Need it. Text it. Get it. Welcome to Jetblack, Walmart Inc.’s conversational commerce business.
Jetblack, Walmart’s first incubated company, has been operating in beta format for eight months under the stealth name Code Eight. The operation is headed by Jennifer Fleiss, who cofounded Rent the Runway.
The basic premise of “need it, text it, get it” is simple, and it all starts with a conversation on one’s smartphone.
According to Fleiss, “Conversational commerce has been around for a long time. You go to a store and talk with the salesperson, who may make some recommendations. The concept is now scalable over technology. We aim to make life as easy and efficient as possible for our customers.”
Fleiss cofounded the service with Jet.com founder Marc Lore. The two know each other from the start-up world. When Lore began thinking more about a conversational commerce service, he reached out to Fleiss regarding working on the concept, she said. Fleiss added that her expertise is focused more on the execution of a business model, and that the Jetblack operation is separate from Jet.com, even though the businesses share the word Jet in their names.
For Fleiss, the ideal customer for the personal shopping service is a mom with young kids. “I have three kids. I also have ‘to do’ lists. This service helps me with my genuine needs.”
Fleiss said she’s been “talking to thousands of moms about all the pain points in shopping. The text messaging format keeps all my wants in one place.”
The platform uses artificial intelligence, and over time the AI technology will learn from information stored from past orders to better meet consumers’ needs.
Alexandra Wilkis Wilson, senior vice president for consumer strategy and innovation at Allergan, is a founding member of the service and has been testing it during its beta trial. She sees the service as a luxury because it helps the multitasking mom — the serial entrepreneur is a mom who also cofounded Gilt Groupe and is in the midst of building three digital beauty start-ups — free up some time during her day.
Wilkis Wilson also said Jetblack earlier this month sent someone to her home to take notes on her brand preferences. So when she texts that a pantry or laundry item is needed, Jetblack will already know what brand she prefers.

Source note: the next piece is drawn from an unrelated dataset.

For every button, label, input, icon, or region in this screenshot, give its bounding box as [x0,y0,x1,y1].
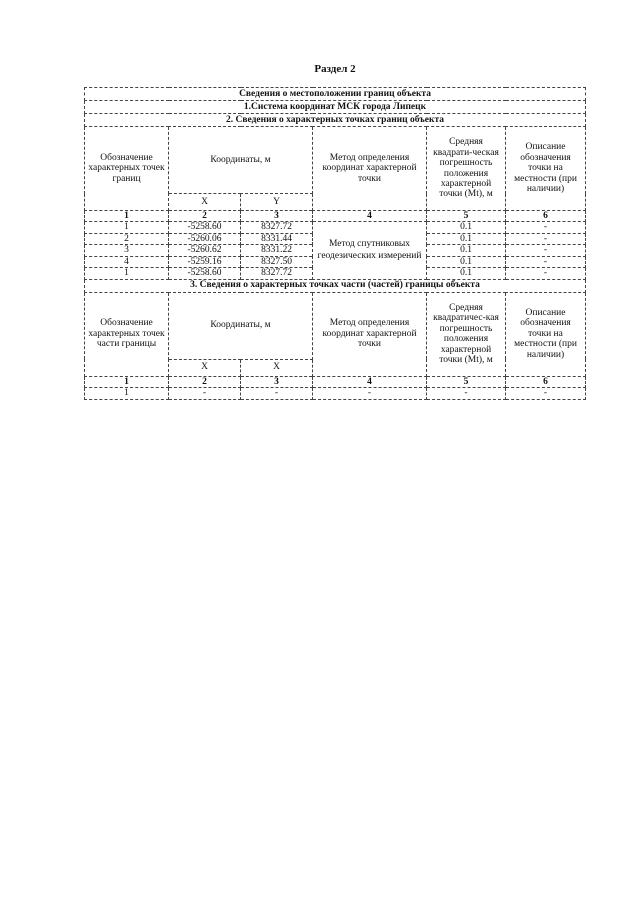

But Wilkis Wilson and Fleiss also disclosed something else about their shopping habits after they started to use the Jetblack service — they used to shop on Amazon.com, but no more.

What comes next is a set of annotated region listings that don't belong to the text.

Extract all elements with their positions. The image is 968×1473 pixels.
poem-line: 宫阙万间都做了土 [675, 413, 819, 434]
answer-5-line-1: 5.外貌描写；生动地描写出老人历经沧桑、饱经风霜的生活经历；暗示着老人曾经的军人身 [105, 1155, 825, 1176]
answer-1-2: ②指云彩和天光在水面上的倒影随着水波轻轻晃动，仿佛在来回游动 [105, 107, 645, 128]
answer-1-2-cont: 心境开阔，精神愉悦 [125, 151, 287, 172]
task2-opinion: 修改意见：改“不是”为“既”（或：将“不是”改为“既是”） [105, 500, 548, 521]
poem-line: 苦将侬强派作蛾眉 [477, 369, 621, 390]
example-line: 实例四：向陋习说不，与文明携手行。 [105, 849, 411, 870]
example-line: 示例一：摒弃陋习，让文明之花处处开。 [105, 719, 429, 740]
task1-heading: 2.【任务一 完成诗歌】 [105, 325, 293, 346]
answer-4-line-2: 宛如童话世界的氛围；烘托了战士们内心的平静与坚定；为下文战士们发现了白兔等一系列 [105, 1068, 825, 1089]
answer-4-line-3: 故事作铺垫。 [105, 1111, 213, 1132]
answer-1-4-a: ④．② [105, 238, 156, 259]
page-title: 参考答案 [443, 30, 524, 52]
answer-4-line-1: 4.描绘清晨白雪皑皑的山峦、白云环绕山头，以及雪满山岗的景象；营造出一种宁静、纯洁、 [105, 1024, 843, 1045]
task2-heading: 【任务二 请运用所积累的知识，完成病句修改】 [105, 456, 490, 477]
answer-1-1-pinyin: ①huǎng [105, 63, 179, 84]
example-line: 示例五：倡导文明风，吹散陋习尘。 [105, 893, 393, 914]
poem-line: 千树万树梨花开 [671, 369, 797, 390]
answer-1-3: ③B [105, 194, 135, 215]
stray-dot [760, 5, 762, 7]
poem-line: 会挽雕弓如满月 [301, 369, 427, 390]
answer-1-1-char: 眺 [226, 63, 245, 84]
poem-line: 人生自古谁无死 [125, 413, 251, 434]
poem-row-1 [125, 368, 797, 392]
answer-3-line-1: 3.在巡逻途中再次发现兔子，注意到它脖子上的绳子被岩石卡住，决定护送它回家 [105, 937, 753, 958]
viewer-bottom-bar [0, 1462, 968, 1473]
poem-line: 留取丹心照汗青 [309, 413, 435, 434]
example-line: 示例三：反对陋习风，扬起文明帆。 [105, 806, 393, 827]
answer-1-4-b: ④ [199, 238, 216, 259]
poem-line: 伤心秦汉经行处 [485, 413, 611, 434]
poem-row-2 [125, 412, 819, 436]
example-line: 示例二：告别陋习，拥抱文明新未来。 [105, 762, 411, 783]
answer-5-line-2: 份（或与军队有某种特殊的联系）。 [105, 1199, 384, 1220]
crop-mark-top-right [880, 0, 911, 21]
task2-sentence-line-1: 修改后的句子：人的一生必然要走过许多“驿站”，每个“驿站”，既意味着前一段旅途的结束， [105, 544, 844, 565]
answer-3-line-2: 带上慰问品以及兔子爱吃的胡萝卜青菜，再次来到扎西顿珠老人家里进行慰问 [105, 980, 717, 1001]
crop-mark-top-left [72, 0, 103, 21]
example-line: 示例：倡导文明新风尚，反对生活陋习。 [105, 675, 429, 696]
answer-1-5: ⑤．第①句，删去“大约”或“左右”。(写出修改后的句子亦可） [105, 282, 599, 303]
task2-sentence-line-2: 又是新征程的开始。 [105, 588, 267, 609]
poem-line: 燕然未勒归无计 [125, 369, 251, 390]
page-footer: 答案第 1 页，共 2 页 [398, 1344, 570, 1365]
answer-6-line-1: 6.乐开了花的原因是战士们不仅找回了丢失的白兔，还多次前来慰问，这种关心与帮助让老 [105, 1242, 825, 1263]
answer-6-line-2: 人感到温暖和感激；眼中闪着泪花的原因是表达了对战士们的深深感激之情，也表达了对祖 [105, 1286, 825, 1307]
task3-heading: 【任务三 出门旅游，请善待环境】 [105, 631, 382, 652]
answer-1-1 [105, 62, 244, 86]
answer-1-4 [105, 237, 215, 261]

Both said the new service is easier for them because they don’t have to spend time searching on the market platform to find an item they want or review previous orders to click and reorder what they’re bought before.
The wants can be fairly broad, with consumers having the option of relying on Jetblack’s concierge service for the search and hunt component to meet a need, or at least provide alternate suggestions when the exact item can’t be found. Fleiss spoke about one user who sent in a photo of a tea kettle needing to be replaced, but couldn’t remember the brand or where she got it. Within a short time, the service replied via text message with a photo of the kettle, where it can be bought and for how much, as well as a query on whether the shopper wanted to add it to her cart.

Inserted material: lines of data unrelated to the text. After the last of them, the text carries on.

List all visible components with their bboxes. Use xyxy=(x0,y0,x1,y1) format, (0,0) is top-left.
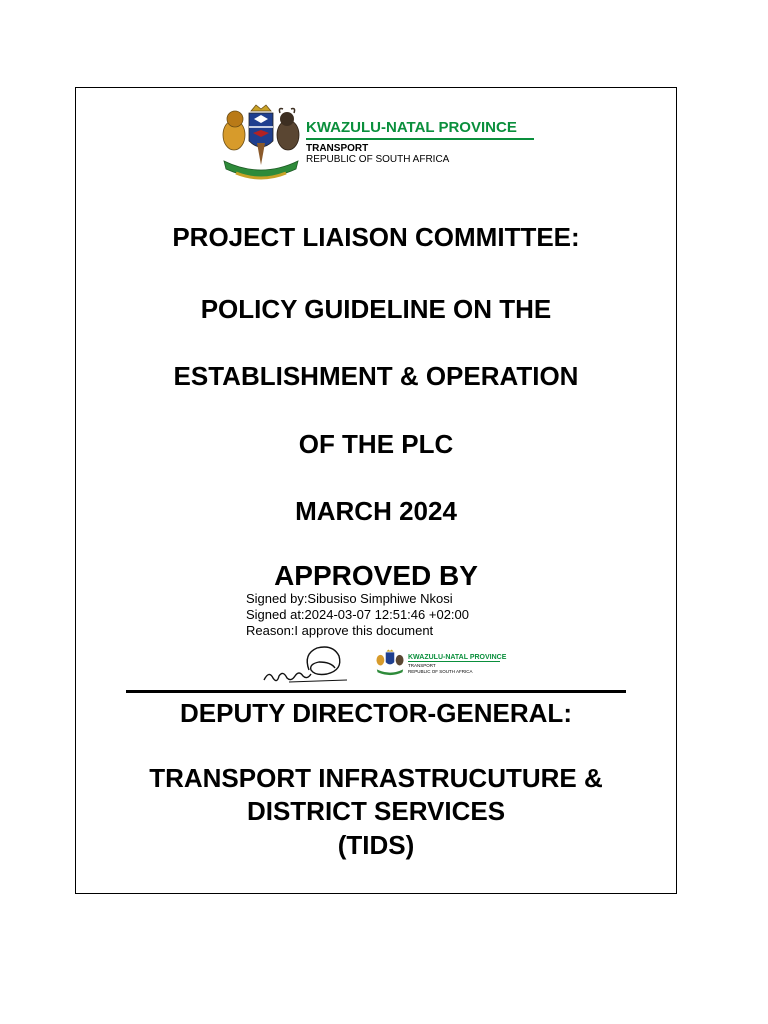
coat-of-arms-icon xyxy=(216,103,306,183)
country-name: REPUBLIC OF SOUTH AFRICA xyxy=(306,154,450,165)
approved-by-heading: APPROVED BY xyxy=(274,560,478,591)
signature-stamp-logo xyxy=(374,646,507,680)
unit-abbreviation: (TIDS) xyxy=(337,830,415,860)
stamp-province: KWAZULU-NATAL PROVINCE xyxy=(408,654,507,661)
province-name: KWAZULU-NATAL PROVINCE xyxy=(306,119,534,140)
signed-at-text: Signed at:2024-03-07 12:51:46 +02:00 xyxy=(246,607,469,622)
mini-coat-of-arms-icon xyxy=(374,646,406,680)
document-title-line-4: OF THE PLC xyxy=(298,429,454,459)
document-date: MARCH 2024 xyxy=(295,496,457,526)
signatory-role: DEPUTY DIRECTOR-GENERAL: xyxy=(180,698,572,728)
signed-by-text: Signed by:Sibusiso Simphiwe Nkosi xyxy=(246,591,453,606)
department-name: TRANSPORT xyxy=(306,143,369,154)
document-title-line-1: PROJECT LIAISON COMMITTEE: xyxy=(172,222,580,252)
department-logo xyxy=(216,103,541,183)
document-title-line-3: ESTABLISHMENT & OPERATION xyxy=(173,361,579,391)
handwritten-signature xyxy=(259,640,354,688)
signature-reason-text: Reason:I approve this document xyxy=(246,623,434,638)
document-title-line-2: POLICY GUIDELINE ON THE xyxy=(200,294,552,324)
signature-line xyxy=(126,690,626,693)
document-page xyxy=(75,87,677,894)
unit-name-line-1: TRANSPORT INFRASTRUCUTURE & xyxy=(149,763,603,793)
unit-name-line-2: DISTRICT SERVICES xyxy=(246,796,506,826)
stamp-country: REPUBLIC OF SOUTH AFRICA xyxy=(408,669,473,674)
stamp-department: TRANSPORT xyxy=(408,663,436,668)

Text messages can include photos. So a text message chain one might begin as follows:
- 8:30 a.m.: J — have event tomorrow night. need dress to go with these shoes (photo of shoes attached).
- 9:15 a.m.: need paper towels.
- 9:50 a.m.: wee wee pads for dog.
- 10:00 a.m.: buy potato chips.
- 11:30 a.m.: J — birthday gift for girl, age 9, under $25. likes crafts. need you to wrap.
According to Fleiss, the service is currently just in Manhattan. Plans are in place to expand the service to other New York boroughs, beginning later this summer, with plans to enter new markets over time throughout the U.S. The membership fee is $50 a month, which includes unlimited delivery.
Shipping is fast, typically next-day service, although orders placed earlier in the day can be aggregated so courier service providers can provide same-day delivery. Items can be sourced from anywhere, although use of the Jet.com or Walmart.com platforms can speed up the fulfillment and delivery process. And items that require concierge service, such as the dress find or gift request, will result in Jetblack text messaging back for purchase approval before it is put in one’s cart. Requests such as gift wrapping or delivery of an assembled item are complimentary. Further, wrapped gifts can also be delivered to the recipient’s home.
One example Fleiss gave on how the platform can be used involved a recent ski vacation. She didn’t want to pack ski gear, and the kids needed snacks during their stay, so Fleiss told the service what she needed and the gear and snacks were delivered to the location by the time Fleiss and her family arrived.
Fleiss summed up Jetblack as having one’s own “personal shopping service over text messages.”